Hoe staat het met de kostenontwikkeling op de luchthavens? Hoe zit het met havengelden, parkeergelden en heffingen? Wordt er naast Schiphol ook geheven op overige velden? Zo ja, waar en hoeveel? Alle velden kennen een havengeldregeling met tarieven voor starten en landen, parkeren, passagiers en degelijke. De tarieven zijn in grote lijnen gerelateerd aan de kosten bij de desbetreffende luchthaven. Regionale luchthavens met internationaal handelsverkeer kennen vergelijkbare heffingen als Schiphol, met een vliegtaks, een securityheffing, een tarief luchtverkeersleiding en dergelijke. Bij Maastricht is bovendien sprake van een geluidsheffing voor isolatie, afgezien van de vliegtaks en de andere genoemde heffingen, gerelateerd aan de kosten.

Wat is de relatie tussen de Luchtvaartnota en de Structuurvisie Randstad 2040, als uitwerking van de motie-Lemstra? Hoe werkt dat verder door? De Structuurvisie 2040 is een verdere uitwerking van de Nota ruimte, in navolging van de motie van de heer Lemstra. De inhoud van deze visie borduurt grotendeels voort op het beleid in de Nota ruimte. Het kabinet bereidt nog nader uit werken strategische keuzen voor over bereikbaarheid en mobiliteit, de uitwerking van de mobiliteitsaanpak, de toekomst van Schiphol, de Luchtvaartnota, de Structuurvisie Schiphol, het zeehavenbeleid, de Zeehavennota, de beheersing van overstromingsrisico's, de aanpak van het verdelingsvraagstuk van zoet en zout water en het Nationaal waterplan. Over de afbakening en invulling van de robuust groenblauwe structuur van de delta, in aansluiting op de Agenda voor het landschap komen wij nog nader te spreken.

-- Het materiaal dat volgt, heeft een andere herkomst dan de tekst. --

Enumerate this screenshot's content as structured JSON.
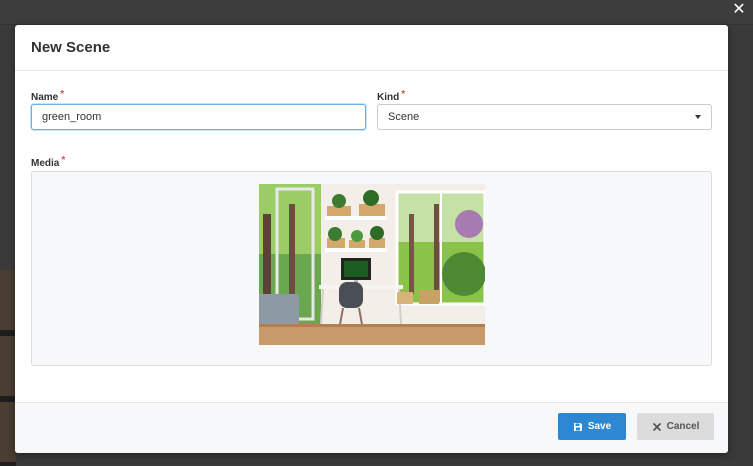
{
  "modal": {
    "title": "New Scene",
    "close_glyph": "✕"
  },
  "form": {
    "name_label": "Name",
    "name_value": "green_room",
    "kind_label": "Kind",
    "kind_value": "Scene",
    "media_label": "Media",
    "required_mark": "*"
  },
  "actions": {
    "save_label": "Save",
    "cancel_label": "Cancel"
  },
  "icons": {
    "save": "floppy-disk-icon",
    "cancel": "x-icon",
    "kind_dropdown": "caret-down-icon"
  },
  "colors": {
    "primary": "#2d88d1",
    "required": "#d9534f",
    "focus": "#66afe9"
  }
}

Het kabinet heeft hoge ambities. Het kabinet wil dat de Randstad zich ontwikkelt tot een topregio in Europa. Met de Structuurvisie Randstad 2040 geeft het kabinet antwoord op deze langetermijnopgave. Op basis van een integraal ruimtelijk perspectief wordt ingegaan op de leefbaarheid, de klimaatverandering, de bereikbaarheid, de aanhoudende grote ruimtevraag en de druk op de concurrentiepositie. Een versterking van de Randstad voor de lange termijn is noodzakelijk. Het versterken van Schiphol als een vitale internationale hub wordt hierbij een centrale opgave genoemd. In dat verband en gerelateerd aan de ruimtelijke economische dynamiek brengt het kabinet in deze visie onder meer de mogelijkheden voor de vliegvelden Lelystad en Eindhoven in beeld. In de Luchtvaartnota en de Structuurvisie Schiphol worden deze keuzen nader uitgewerkt. De motie-Lemstra heeft verschillende aspecten. Een daarvan betreft de belangrijke positie van de Randstad. Daar kun je die hub niet verliezen, maar het tweede aspect heeft betrekking op het integrale denken. Kijk naar de ruimere belangen. Wat dat betreft vind ik de aanpak van Hans Alders een beetje Randstad 2040 avant la lettre. Ik vind echt dat hij wat dat betreft een groots werkstuk heeft afgeleverd. Dat is echt prijzenswaardig. Hij verenigt op die manier het onverenigbare. Dat past ook in die integrale aanpak van de Randstadvisie.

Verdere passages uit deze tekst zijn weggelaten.